Empyrean Sky is a game prototype that was created over the course of a 10-week quarter at RIT for 3D Graphics Programming. This game prototype was a group project where it was everyone’s first attempt at working with DirectX 10. Keeping that limitation in mind, we set mostly technical goals and the game design was simply to create an air combat game where the player would pilot a plane and shoot missiles at other planes.
Making this game was an exercise in setting up some of the features that are requisite for any 3D game engine. We had to create features like 3D camera manipulation and transforms, scene graphs, AI steering, and 3D collision detection.

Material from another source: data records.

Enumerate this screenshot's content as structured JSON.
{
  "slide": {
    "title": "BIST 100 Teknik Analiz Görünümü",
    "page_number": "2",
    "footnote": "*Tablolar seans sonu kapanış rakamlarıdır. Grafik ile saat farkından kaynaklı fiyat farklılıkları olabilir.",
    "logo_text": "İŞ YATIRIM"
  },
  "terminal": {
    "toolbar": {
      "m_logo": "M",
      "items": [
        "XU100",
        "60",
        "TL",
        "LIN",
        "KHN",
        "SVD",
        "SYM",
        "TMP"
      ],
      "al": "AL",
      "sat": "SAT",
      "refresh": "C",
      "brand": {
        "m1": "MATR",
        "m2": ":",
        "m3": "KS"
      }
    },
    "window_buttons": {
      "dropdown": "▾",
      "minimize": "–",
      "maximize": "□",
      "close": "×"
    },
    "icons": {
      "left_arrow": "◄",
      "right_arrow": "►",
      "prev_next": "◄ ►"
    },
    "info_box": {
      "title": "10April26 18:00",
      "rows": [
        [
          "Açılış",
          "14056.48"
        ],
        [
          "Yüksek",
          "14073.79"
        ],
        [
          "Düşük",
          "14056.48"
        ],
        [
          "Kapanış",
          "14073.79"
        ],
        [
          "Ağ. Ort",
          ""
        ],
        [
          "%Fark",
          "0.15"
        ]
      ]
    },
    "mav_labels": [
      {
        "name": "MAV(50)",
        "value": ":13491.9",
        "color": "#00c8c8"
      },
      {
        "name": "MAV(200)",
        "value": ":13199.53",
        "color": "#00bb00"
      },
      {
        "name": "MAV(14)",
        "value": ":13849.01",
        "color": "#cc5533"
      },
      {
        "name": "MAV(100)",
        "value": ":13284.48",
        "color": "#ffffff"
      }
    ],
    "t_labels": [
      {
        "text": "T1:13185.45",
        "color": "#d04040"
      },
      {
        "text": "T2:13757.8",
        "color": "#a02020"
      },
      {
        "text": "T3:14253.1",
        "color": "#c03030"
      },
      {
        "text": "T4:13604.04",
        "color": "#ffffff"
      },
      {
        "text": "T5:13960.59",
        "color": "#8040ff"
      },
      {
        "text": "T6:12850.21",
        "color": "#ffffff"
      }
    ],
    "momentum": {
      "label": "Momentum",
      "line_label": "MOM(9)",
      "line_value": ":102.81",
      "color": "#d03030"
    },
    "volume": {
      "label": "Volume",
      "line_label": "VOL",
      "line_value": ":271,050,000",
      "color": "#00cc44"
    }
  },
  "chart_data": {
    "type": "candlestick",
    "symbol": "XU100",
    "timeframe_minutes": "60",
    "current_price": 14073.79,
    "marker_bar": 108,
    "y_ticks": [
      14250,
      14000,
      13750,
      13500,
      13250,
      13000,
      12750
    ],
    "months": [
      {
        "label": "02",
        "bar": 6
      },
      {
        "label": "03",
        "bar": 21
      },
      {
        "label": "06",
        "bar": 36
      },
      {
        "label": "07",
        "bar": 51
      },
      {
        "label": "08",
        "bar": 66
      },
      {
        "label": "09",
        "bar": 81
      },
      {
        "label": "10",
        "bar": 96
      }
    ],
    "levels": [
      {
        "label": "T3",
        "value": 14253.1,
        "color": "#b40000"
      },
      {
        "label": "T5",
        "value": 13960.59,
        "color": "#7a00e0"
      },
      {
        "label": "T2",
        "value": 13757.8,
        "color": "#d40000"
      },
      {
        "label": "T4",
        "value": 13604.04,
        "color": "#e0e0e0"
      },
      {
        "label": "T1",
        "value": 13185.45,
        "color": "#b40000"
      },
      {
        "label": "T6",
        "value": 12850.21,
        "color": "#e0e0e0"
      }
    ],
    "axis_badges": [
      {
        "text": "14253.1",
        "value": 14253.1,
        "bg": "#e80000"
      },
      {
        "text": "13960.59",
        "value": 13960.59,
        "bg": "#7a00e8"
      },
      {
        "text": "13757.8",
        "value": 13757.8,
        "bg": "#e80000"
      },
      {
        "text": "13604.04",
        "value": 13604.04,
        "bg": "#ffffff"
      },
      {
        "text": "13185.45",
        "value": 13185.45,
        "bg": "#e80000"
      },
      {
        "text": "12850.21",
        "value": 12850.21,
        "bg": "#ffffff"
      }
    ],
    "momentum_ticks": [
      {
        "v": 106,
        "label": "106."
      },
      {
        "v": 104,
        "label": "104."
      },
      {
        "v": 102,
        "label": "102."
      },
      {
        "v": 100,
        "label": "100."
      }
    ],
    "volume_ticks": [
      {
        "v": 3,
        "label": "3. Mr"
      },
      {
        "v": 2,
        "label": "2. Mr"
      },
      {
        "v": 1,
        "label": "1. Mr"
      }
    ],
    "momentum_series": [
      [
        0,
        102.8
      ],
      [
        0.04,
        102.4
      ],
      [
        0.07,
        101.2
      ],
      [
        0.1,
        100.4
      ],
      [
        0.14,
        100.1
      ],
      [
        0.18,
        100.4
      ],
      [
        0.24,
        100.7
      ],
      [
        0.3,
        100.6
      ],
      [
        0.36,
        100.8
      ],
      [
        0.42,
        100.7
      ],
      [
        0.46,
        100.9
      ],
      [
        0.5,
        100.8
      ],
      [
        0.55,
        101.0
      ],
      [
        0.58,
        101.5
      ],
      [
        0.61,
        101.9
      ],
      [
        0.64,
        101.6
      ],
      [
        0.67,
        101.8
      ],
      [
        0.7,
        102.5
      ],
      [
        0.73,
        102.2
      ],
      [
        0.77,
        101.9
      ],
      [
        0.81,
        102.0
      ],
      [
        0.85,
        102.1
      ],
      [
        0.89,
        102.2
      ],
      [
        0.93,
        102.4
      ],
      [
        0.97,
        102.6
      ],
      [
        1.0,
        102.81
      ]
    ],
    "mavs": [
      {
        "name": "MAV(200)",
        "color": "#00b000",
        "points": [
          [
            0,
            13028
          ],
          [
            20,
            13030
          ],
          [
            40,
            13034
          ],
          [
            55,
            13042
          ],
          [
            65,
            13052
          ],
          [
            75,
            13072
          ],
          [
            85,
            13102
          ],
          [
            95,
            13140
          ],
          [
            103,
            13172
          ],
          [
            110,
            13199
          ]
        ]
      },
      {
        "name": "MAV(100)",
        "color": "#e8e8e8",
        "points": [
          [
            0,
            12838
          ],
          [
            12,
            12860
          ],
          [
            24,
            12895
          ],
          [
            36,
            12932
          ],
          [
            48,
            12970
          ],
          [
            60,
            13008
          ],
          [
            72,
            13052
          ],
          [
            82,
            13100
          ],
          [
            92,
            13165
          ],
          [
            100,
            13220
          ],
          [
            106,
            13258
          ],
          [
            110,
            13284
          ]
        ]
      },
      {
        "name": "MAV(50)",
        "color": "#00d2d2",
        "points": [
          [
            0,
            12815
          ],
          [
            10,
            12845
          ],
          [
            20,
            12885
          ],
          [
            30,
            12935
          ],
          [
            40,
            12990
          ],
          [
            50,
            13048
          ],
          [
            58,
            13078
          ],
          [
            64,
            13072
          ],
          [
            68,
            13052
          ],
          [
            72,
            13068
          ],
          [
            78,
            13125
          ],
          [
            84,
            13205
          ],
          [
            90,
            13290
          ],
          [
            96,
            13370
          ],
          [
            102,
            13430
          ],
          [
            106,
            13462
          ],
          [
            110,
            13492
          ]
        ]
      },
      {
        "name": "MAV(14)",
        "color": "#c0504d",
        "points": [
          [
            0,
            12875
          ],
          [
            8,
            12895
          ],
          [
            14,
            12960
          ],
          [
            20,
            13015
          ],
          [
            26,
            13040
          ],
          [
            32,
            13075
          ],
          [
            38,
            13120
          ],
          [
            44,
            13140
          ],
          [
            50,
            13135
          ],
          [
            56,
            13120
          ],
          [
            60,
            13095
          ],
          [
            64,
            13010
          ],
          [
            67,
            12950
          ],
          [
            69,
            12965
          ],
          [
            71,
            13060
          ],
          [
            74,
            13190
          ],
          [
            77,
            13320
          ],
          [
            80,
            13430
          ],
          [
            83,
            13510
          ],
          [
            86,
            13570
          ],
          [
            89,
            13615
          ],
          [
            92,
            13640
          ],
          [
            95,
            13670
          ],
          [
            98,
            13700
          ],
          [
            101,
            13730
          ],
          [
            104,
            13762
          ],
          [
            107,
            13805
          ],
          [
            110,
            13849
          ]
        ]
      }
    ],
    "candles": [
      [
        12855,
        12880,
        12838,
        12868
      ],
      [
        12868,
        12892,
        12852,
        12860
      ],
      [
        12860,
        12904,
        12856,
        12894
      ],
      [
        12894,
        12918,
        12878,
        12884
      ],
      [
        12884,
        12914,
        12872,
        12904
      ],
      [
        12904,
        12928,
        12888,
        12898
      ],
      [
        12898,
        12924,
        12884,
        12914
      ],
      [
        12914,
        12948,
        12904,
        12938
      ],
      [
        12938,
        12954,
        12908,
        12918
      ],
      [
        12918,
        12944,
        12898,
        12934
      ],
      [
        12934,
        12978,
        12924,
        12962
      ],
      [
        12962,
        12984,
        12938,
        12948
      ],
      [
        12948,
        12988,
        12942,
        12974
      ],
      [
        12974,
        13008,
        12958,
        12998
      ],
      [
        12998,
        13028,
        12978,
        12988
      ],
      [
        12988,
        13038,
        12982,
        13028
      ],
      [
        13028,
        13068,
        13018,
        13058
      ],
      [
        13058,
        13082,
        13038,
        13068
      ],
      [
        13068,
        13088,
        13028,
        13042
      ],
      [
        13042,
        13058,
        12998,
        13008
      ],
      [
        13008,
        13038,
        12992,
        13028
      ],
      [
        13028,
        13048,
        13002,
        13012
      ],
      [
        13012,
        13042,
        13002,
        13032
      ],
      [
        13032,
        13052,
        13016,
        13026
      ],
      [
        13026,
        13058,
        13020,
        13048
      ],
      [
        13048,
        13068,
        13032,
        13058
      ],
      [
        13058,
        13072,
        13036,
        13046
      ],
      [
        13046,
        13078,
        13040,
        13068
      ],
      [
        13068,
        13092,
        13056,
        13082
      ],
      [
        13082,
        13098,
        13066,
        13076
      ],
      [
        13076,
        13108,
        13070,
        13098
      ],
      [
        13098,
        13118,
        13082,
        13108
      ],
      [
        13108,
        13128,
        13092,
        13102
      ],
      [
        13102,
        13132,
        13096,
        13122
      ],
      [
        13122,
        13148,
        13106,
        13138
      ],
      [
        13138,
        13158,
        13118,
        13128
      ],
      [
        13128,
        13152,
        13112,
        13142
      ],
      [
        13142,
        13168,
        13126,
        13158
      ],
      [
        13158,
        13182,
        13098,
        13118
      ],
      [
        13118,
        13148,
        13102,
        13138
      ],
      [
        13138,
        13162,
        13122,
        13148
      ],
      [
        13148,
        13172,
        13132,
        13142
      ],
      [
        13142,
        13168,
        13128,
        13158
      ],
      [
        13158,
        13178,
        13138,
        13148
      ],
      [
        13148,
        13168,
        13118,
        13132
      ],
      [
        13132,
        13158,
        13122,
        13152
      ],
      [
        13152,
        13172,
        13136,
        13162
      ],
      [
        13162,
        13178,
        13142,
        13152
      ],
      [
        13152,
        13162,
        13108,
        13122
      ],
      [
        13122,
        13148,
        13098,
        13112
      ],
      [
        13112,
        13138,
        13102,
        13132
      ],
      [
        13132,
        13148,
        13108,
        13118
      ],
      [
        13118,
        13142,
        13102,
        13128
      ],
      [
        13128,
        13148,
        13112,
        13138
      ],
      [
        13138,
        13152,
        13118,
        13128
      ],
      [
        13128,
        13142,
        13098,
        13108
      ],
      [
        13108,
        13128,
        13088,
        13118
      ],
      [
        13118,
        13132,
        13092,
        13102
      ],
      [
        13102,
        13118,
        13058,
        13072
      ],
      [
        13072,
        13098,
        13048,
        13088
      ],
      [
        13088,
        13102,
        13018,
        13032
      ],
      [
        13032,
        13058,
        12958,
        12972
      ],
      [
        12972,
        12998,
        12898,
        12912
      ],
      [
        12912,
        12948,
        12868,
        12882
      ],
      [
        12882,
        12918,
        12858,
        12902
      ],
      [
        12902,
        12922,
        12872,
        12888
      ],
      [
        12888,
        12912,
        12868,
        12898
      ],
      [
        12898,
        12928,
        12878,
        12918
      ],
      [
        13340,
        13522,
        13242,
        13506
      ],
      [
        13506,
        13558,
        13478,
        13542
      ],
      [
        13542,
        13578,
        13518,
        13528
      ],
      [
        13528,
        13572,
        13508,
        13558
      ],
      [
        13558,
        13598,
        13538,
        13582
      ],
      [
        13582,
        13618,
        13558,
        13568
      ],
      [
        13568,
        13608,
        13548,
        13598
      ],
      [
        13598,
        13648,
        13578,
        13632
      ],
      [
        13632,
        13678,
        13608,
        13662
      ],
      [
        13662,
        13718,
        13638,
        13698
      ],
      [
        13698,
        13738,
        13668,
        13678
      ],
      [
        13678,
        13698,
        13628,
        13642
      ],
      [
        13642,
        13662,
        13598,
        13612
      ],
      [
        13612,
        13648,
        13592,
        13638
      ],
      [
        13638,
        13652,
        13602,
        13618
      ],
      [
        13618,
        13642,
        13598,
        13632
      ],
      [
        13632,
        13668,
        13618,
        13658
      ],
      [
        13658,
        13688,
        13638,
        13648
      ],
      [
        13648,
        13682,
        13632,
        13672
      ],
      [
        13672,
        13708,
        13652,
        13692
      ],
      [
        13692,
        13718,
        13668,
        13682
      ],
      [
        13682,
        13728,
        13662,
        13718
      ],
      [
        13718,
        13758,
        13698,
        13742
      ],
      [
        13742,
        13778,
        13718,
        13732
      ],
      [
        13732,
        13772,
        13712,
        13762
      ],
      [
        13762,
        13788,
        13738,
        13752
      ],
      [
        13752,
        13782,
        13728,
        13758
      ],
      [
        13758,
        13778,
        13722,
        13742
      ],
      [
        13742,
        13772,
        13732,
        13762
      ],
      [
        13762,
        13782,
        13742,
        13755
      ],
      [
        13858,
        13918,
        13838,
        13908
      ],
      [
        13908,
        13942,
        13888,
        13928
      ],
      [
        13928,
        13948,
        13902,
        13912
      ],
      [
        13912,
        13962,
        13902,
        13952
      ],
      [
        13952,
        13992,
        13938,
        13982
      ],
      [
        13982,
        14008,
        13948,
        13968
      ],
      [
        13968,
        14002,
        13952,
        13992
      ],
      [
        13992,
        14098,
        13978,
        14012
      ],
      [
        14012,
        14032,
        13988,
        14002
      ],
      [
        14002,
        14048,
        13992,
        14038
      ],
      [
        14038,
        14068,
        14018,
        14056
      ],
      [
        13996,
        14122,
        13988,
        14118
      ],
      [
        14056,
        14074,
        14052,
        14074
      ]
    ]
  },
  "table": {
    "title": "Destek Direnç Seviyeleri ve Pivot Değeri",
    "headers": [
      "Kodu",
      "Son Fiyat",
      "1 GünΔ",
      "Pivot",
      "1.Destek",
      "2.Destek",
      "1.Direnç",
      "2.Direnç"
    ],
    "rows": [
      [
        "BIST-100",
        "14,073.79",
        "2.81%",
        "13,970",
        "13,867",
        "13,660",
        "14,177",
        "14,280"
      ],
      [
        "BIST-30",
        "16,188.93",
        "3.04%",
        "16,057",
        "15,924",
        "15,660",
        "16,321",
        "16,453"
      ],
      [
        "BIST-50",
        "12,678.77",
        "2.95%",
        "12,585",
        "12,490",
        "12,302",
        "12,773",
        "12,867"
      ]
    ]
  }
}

My role on the team was team lead, but I had several more granular technical tasks that I pursued as well. I wanted to explore the idea of having the terrain in the game be generated, so that players could fly infinitely in any direction. After reading up a bit on creating natural-looking random scenery, I went through several iterations of ideas using a mesh that represented the terrain. I tried randomizing the terrain height using only random numbers with the Mersenne twister algorithm, but this didn’t produce a satisfyingly smooth terrain. After trying a few different methods, I settled on the diamond-square algorithm.
I also did some experimenting with DirectX’s HLSL shaders to make the lighting on all of the 3D models look good. I implemented the Phong technique for the planes and terrain.